2018年2月には独ダイムラーAGの株式9.69%を取得して筆頭株主となった。翌2019年3月、ダイムラー傘下で業績が伸び悩んでいた高級小型車ブランド「スマート」に50%出資して、2022年に同ブランドの小型電気自動車(EV)を発売する予定だ。

まさに世界的な有名ブランドメーカーの「爆買い」だが、いずれも業績が悪くて持てあましていたメーカーや事業を買収しており「高値づかみ」はしていない。なかなかの「買物上手」だ。

吉利汽車の2019年世界販売台数は136万1500台と、三菱自動車(136万8599台)と同レベルだが、その他に買収した子会社の販売台数が81万6500台ある。しかも、プロトン(10万800台)以外は高級乗用車ブランドなので利益率が高い。大手自動車メーカーの世界再編の多くが頓挫(とんざ)する中で、吉利汽車は数少ない成功事例を積み上げている。

投資家からの評価も高い。
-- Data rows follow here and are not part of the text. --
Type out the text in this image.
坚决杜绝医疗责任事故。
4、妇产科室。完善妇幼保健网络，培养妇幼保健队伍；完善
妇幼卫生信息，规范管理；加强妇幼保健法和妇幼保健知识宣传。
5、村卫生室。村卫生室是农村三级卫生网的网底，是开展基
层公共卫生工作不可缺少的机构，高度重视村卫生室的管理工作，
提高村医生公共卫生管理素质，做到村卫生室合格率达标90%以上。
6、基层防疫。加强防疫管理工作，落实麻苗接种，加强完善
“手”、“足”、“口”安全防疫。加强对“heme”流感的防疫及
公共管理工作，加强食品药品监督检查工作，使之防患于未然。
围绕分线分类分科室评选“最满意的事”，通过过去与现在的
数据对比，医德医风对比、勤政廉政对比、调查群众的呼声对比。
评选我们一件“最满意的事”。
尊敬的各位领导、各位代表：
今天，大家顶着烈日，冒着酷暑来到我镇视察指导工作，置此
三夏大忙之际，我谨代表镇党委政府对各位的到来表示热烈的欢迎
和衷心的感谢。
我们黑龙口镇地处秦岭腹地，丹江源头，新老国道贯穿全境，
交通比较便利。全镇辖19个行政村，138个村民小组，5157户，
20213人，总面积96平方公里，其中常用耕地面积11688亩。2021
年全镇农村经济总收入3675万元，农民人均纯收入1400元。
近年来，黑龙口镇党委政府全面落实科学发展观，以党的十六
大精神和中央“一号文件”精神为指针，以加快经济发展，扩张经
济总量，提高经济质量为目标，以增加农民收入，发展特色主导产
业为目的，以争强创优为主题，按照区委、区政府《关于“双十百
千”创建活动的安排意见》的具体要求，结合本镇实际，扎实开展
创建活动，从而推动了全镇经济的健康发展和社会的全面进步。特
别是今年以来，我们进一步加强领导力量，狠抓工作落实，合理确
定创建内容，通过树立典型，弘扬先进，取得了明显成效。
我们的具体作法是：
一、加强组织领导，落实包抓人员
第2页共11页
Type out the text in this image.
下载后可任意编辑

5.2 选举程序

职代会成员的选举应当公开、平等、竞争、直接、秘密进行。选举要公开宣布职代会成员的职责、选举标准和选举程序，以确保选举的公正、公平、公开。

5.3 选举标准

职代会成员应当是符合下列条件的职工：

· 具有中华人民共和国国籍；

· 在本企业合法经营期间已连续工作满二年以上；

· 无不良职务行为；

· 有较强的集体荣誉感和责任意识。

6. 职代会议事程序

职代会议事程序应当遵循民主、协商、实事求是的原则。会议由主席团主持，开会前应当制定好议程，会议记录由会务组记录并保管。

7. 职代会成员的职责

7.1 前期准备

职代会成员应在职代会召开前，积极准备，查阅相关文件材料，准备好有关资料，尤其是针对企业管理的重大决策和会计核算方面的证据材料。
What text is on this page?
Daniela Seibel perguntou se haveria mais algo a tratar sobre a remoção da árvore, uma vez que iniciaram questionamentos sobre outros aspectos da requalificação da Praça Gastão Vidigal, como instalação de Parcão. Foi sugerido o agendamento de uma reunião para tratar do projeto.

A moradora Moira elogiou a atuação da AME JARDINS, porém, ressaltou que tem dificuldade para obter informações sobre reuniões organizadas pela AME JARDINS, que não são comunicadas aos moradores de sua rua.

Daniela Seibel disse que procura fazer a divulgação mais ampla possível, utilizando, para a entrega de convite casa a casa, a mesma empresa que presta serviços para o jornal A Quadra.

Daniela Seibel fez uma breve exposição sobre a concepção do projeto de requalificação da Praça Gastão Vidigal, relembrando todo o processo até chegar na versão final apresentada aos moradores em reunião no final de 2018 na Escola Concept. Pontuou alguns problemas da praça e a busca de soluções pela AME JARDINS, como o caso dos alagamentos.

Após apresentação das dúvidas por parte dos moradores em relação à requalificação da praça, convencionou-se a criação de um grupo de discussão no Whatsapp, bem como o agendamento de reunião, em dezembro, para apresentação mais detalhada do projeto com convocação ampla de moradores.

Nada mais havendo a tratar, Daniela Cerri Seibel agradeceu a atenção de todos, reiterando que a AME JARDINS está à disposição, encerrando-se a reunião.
吉利汽車は香港証券取引所に上場しており、現在の時価総額は1167億7000万香港ドル(約1兆6000億円)と、日産自動車<7201>(1兆7800億円)に匹敵する。生産台数が近い三菱自動車(4605億円)の約3.5倍だ。

吉利汽車は持ち株会社が買収したボルボ・カーズとの合併協議中で、経営統合後の新会社を香港やストックホルムで上場する見通しだ。科創板上場で調達した資金の用途は「事業開発や同グループの一般的運転資金」と発表されているが、ボルボとの合併資金として使われる可能性もあるという。新会社が新たな自動車世界再編の「台風の目」になるかもしれない。